Iterations        = 501:1:1500
Number of chains  = 8
Samples per chain = 1000
Wall duration     = 7.53 seconds
Compute duration  = 5.56 seconds
parameters        = α, β, σ
internals         = n_steps, is_accept, acceptance_rate, log_density, hamiltonian_energy, hamiltonian_energy_error, max_hamiltonian_energy_error, tree_depth, numerical_error, step_size, nom_step_size, lp, logprior, loglikelihood

Use `describe(chains)` for summary statistics and quantiles.

We can use Pathfinder's estimate of the metric and only perform enough warm-up to tune the step size.

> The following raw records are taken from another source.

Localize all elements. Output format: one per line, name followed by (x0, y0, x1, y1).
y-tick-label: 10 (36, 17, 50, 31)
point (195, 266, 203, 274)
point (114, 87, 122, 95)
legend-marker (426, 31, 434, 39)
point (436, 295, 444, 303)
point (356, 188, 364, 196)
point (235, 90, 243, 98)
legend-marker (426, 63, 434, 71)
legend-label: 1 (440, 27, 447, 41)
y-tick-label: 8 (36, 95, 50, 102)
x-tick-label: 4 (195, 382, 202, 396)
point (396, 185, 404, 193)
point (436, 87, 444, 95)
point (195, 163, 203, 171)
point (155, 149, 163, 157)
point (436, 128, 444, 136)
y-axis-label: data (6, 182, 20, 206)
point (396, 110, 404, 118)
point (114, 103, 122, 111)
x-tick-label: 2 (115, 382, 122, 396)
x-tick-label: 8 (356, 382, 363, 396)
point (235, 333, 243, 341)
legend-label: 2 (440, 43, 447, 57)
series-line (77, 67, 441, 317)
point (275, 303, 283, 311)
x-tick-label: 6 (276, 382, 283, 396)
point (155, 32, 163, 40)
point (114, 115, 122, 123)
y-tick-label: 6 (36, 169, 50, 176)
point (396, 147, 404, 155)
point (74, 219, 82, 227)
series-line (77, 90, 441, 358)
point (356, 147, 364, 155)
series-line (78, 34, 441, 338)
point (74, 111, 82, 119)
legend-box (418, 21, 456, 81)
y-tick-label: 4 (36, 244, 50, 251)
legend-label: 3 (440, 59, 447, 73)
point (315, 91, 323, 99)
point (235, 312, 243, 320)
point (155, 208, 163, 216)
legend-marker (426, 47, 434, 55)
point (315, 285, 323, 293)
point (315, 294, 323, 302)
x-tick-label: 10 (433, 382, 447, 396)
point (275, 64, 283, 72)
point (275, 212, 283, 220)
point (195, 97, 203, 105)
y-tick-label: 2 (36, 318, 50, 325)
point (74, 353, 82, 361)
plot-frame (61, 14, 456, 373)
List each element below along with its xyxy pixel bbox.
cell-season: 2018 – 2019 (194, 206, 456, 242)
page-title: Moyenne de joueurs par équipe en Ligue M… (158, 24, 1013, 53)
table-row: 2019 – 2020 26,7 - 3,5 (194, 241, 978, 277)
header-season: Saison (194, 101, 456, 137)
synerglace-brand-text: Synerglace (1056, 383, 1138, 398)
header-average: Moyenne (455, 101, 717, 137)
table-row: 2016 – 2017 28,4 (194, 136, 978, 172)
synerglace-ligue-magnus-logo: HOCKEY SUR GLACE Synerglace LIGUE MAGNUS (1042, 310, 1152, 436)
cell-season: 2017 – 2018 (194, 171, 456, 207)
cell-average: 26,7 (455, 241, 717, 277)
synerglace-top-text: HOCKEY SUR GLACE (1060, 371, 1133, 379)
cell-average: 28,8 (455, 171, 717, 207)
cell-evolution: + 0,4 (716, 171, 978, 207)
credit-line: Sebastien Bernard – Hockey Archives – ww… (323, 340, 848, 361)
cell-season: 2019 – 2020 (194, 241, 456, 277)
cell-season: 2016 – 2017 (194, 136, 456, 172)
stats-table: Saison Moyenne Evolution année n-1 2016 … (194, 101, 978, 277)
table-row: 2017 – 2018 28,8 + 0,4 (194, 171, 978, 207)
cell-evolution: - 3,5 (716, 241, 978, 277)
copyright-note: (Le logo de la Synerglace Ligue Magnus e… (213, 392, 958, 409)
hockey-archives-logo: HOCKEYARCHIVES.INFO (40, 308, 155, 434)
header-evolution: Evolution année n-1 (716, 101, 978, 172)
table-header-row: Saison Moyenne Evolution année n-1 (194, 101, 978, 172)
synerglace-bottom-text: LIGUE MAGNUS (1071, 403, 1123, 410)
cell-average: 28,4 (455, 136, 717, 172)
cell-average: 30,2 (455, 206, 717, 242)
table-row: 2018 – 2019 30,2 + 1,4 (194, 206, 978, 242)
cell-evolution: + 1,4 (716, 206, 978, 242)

inv_metric = result_multi.pathfinder_results[1].fit_distribution.Σ
metric = Pathfinder.RankUpdateEuclideanMetric(inv_metric)
kernel = HMCKernel(Trajectory{MultinomialTS}(Leapfrog(0.0), GeneralisedNoUTurn()))
adaptor = StepSizeAdaptor(0.8, 1.0)  # adapt only the step size
nuts = AdvancedHMC.HMCSampler(kernel, metric, adaptor)

n_adapts = 50
n_draws = 1_000
chns = sample(
    model,
    externalsampler(nuts),
    MCMCThreads(),
    n_draws + n_adapts,
    n_chains;
    n_adapts,
    init_params,
    progress=false,
)[n_adapts + 1:end, :, :]  # drop warm-up draws
Chains MCMC chain (1000×18×8 Array{Float64, 3}):

Iterations        = 51:1:1050
Number of chains  = 8
Samples per chain = 1000
Wall duration     = 3.19 seconds
Compute duration  = 2.69 seconds
parameters        = α, β, σ
internals         = n_steps, is_accept, acceptance_rate, log_density, hamiltonian_energy, hamiltonian_energy_error, max_hamiltonian_energy_error, tree_depth, numerical_error, step_size, nom_step_size, is_adapt, lp, logprior, loglikelihood

Use `describe(chains)` for summary statistics and quantiles.

See Initializing HMC with Pathfinder for further examples.